Another glaring error in the majority opinion is the statement the trial court erred in excluding the Commonwealth's medical testimony as to the cause of Mrs. Amos' death. The only pertinent evidence found in the residue of the fire was a portion of a skeleton. Other pieces thereof were found several feet away and the medical witness offered the opinion the bones had been torn asunder by scavengers. The body organs, tissue and muscle were all missing. Despite this, the medical witness stated, "the most likely" or "the probable cause" of death was burning and/or asphyxiation. When asked to explain the basis for this conclusion, the witness stated: "In the absence of other evidence one would have to assume " and "I have no other evidence and this would have to be my assumption." Why the trial court erred in refusing to permit the assumptions of this witness to be considered by the jury escapes me.
[ 455 Pa. Page 551]
Dissenting Opinion by Mr. Justice Manderino:
*fn1 The principle that the Commonwealth must establish every element of the crime beyond a reasonable doubt is not only basic to our system of criminal justice, it is one of the major safeguards of the constitutional protection of due process of law. Cf. In Re Winship, 397 U.S. 358, 90 S. Ct. 1068 (1970).
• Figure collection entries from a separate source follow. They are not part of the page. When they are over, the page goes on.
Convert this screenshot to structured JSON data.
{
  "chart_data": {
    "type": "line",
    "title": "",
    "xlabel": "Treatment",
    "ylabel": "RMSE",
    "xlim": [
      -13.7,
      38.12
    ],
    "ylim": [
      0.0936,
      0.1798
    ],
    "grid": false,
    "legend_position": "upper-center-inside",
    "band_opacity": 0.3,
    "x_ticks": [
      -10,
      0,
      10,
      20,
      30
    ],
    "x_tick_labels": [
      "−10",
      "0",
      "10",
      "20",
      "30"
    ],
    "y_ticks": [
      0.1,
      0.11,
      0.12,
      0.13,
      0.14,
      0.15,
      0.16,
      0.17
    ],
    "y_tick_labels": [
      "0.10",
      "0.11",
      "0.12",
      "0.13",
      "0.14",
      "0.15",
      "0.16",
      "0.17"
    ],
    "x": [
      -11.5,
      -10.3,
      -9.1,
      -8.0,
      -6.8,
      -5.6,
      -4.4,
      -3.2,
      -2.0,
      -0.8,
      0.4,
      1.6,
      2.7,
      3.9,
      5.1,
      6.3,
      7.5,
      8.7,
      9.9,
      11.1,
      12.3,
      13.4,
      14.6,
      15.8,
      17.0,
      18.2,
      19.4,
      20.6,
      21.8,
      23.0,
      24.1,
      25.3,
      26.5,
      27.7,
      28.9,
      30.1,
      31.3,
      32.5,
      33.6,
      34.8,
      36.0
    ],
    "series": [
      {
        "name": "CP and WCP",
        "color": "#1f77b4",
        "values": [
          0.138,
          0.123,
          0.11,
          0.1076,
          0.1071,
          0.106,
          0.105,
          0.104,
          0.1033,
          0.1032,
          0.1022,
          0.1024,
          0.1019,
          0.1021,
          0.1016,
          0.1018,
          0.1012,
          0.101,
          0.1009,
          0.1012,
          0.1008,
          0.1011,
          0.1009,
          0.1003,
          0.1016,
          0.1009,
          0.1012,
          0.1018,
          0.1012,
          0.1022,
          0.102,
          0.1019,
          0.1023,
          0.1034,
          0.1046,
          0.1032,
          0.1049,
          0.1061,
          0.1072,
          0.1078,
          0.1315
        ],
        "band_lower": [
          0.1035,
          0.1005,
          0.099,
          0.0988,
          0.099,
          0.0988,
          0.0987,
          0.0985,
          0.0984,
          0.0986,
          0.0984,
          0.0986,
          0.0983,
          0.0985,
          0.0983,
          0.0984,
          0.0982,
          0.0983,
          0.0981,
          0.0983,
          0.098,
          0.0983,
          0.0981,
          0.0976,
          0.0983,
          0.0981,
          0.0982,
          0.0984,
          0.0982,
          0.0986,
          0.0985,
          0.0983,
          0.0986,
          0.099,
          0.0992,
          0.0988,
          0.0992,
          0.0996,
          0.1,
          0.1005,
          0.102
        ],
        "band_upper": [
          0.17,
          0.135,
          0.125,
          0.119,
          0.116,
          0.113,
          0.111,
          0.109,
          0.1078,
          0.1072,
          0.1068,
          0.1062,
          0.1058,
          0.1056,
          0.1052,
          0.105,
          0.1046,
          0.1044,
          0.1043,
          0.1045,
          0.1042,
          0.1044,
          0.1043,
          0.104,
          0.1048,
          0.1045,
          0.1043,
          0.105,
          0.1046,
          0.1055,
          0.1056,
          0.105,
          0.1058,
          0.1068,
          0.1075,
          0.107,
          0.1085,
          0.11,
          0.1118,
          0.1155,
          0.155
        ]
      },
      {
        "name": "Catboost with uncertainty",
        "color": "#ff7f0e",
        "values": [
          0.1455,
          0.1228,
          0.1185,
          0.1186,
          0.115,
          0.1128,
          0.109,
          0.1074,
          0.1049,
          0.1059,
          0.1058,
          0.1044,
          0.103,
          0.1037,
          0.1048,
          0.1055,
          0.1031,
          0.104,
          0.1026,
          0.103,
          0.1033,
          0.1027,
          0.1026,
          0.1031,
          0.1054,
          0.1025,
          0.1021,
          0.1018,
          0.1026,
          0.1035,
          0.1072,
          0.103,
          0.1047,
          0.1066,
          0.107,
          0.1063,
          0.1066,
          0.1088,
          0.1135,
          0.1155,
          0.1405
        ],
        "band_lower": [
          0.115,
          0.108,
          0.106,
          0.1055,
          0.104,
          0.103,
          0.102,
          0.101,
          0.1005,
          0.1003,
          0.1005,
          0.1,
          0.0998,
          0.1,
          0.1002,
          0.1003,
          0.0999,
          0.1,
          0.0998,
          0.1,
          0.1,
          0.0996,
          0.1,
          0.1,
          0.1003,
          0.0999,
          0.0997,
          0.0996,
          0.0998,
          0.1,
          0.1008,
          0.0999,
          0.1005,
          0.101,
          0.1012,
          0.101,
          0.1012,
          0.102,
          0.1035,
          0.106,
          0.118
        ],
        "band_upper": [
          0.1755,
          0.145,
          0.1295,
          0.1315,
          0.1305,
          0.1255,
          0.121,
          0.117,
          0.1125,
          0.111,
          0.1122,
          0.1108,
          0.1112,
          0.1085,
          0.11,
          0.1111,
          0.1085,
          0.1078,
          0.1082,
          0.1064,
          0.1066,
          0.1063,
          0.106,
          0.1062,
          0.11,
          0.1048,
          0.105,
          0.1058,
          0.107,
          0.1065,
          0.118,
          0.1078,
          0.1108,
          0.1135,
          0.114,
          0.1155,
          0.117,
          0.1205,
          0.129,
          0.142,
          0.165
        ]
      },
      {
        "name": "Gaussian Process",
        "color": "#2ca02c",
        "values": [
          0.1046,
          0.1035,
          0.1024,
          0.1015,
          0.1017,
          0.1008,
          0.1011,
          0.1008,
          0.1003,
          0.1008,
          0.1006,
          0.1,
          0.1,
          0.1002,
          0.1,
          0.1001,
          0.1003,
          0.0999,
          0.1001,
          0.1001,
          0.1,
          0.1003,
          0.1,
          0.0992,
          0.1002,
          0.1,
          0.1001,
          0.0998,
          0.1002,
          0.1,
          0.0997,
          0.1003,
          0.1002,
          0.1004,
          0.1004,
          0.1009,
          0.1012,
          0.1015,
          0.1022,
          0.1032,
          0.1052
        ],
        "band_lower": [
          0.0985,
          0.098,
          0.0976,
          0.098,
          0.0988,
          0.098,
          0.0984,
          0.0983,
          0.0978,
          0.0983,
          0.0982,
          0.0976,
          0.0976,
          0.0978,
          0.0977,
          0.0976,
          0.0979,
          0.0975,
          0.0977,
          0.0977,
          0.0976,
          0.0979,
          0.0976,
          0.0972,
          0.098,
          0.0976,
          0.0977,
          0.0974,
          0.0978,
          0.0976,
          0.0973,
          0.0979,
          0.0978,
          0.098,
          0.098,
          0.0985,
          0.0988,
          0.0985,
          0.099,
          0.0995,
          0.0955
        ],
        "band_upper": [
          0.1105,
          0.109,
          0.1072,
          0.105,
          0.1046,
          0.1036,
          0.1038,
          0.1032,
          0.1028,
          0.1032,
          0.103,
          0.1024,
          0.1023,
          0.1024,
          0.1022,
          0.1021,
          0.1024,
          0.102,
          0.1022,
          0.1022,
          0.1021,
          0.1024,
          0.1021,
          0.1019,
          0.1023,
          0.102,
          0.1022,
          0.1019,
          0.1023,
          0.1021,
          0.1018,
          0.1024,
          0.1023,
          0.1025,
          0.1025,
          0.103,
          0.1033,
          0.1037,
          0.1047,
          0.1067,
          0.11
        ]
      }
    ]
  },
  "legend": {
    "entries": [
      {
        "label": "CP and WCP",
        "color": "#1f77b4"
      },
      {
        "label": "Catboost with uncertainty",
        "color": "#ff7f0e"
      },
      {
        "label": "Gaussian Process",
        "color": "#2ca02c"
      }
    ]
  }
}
*fn2 The majority opinion stresses the defendant's deceptive conduct and misleading statements in concluding the intent to kill was established, citing Commonwealth v. Kravitz, 400 Pa. 198, 161 A.2d 861 (1960), and Commonwealth v. Sauders, 390 Pa. 379, 134 A.2d 890 (1957). Although Kravitz and Sauders are authority for the proposition that deceptive conduct and misleading statements indicate guilt, these decisions do not say deceptive conduct and misleading statements indicate a specific intent to kill.